The difference is in the label. /usr/bin/diff output is correct, while
svn builtin diff is not.

I haven't digged in bug database, so this bug may be already known.

The version information

[lark@home net]$ LC_ALL=C svn --version
svn, version 1.1.3 (r12730)
   compiled Jan 21 2005, 17:40:13

Copyright (C) 2000-2004 CollabNet.
Subversion is open source software, see http://subversion.tigris.org/
This product includes software developed by CollabNet (http://www.Collab.Net/).
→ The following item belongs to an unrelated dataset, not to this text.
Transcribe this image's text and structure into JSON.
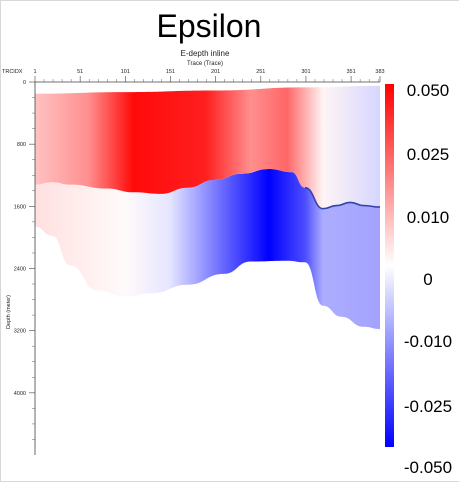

The following repository access (RA) modules are available:

* ra_dav : Module for accessing a repository via WebDAV (DeltaV) protocol.
  - handles 'http' schema
  - handles 'https' schema
* ra_local : Module for accessing a repository on local disk.
  - handles 'file' schema
* ra_svn : Module for accessing a repository using the svn network protocol.
  - handles 'svn' schema




-- 
  lark


---------------------------------------------------------------------
To unsubscribe, e-mail: dev-unsubscribe@subversion.tigris.org
For additional commands, e-mail: dev-help@subversion.tigris.org

Re[4]: svn diff character set handling problem

Posted by Wang Jian <la...@linux.net.cn>.
Hi kfogel,


On 05 Feb 2005 23:17:11 -0600, kfogel@collab.net wrote:

> Wang Jian <la...@linux.net.cn> writes:
> > Hi kfogel,
> > 
> 
> > Here is my test
> > 
> > $ cat ./mydiff
> > #!/bin/sh
> > 
> > echo "$@"
> > $ svn diff --diff-cmd=./mydiff baserequestgenerator.class.php 
> > Index: baserequestgenerator.class.php
> > ===================================================================
> > -u -L baserequestgenerator.class.php    (修订版 956) -L baserequestgenerator.class.php        (工作拷贝) .svn/text-base/baserequestgenerator.class.php.svn-base baserequestgenerator.class.php
> > 
> > 
> > If I deliberately set to another locale
> > 
> > $ LC_ALL=zh_TW svn diff --diff-cmd=./mydiff baserequestgenerator.class.php 
> > Index: baserequestgenerator.class.php
> > ===================================================================
> > svn: Can't recode string
> 
> Hmmm. First, I don't understand why your script works as a diff-cmd.
> All it does is echo its arguments, right?  It never actually runs a
> diff program.  So how is it producing the output shown above?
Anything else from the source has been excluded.